His family describes him as a loving and caring man, now he's the first miner to be killed at a Kentucky mine this year. It happened Monday at a Pike County mine when a piece of machinery at a surface mine overturned on top of 48 year old Charles Griffith of Pikeville.
Loving was a word used quite frequently when family spoke of Charles "Chuck" Griffith, a man they said was fun-loving, loved his family and all those around him, and especially, loved his job.
For many mine safety advocates, Monday was a day to be celebrated, after the Kentucky state Senate unanimously passed new legislation protecting miners' safety. Unfortunately, for many in mining community, Monday was the same day Charles Griffith of Pikeville was killed while working at the Double E Augering Mine Number Two in the Steele area of Pike County.

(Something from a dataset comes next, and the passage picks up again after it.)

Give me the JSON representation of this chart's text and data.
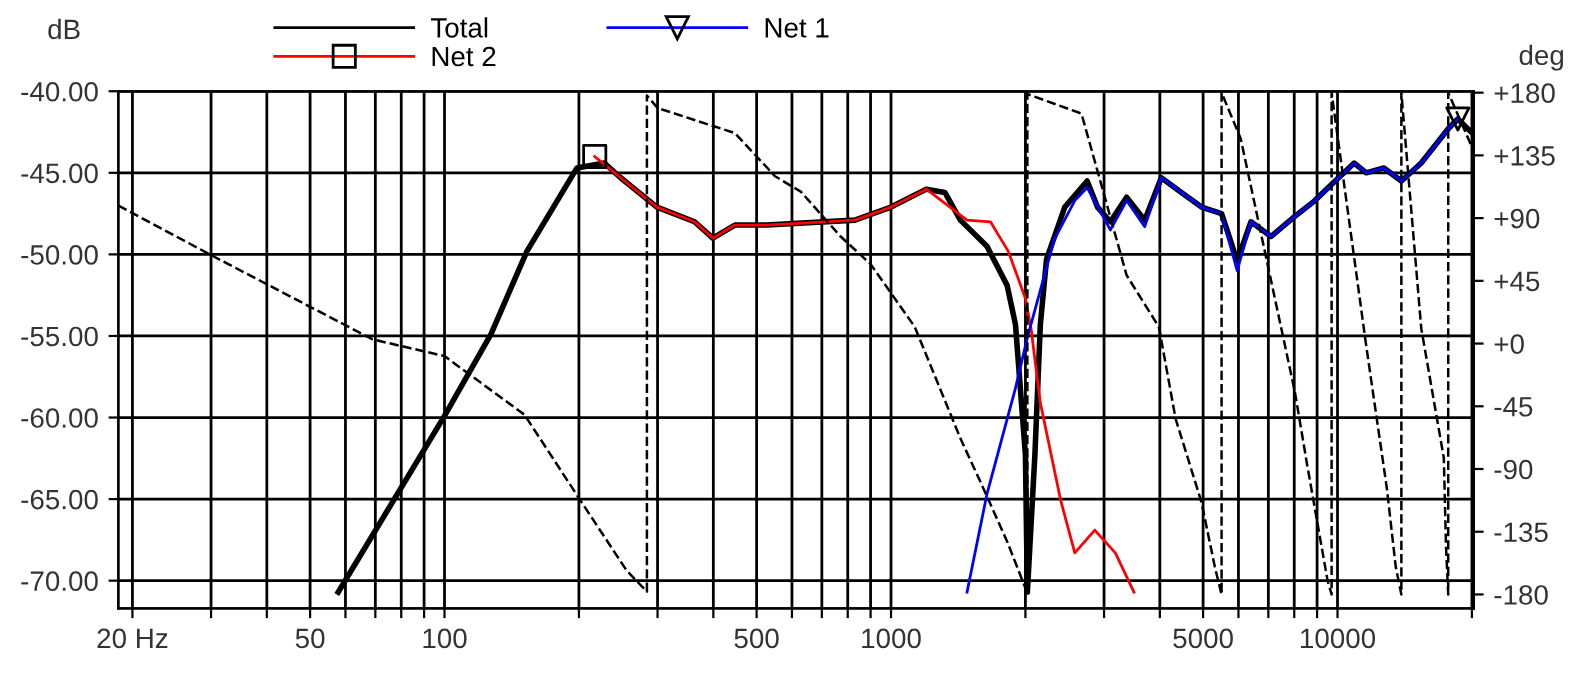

"The machinery overturned the operator cab in which he was working, collapsed, and he was fatally injured," said Chuck Wolfe of the Kentucky Environmental and Public Protection Cabinet.
"If there was a hard job, difficulty maneuvering around, he was always the man they called. Always the one doing it," said Michael Haney.
Family members say Griffith had been working around coal and machinery all his life.
"He was just someone who loved life, just getting out and doing stuff and he loved work. Unfortunately he died, but he died doing something he enjoyed doing every day," Haney said.
A call to the controller of the Double "E" Augering Mine where Griffith died was not returned. Meanwhile, visitation for Charles "Chuck" Griffith will be held Wednesday at 6pm at J.W. Call and Son Funeral Home in Pikeville with the funeral set for 1pm on Thursday.
Griffith's is the fourth mining death in the country in 2007. Last year 47 died at mines nationwide and 16 died in Kentucky alone.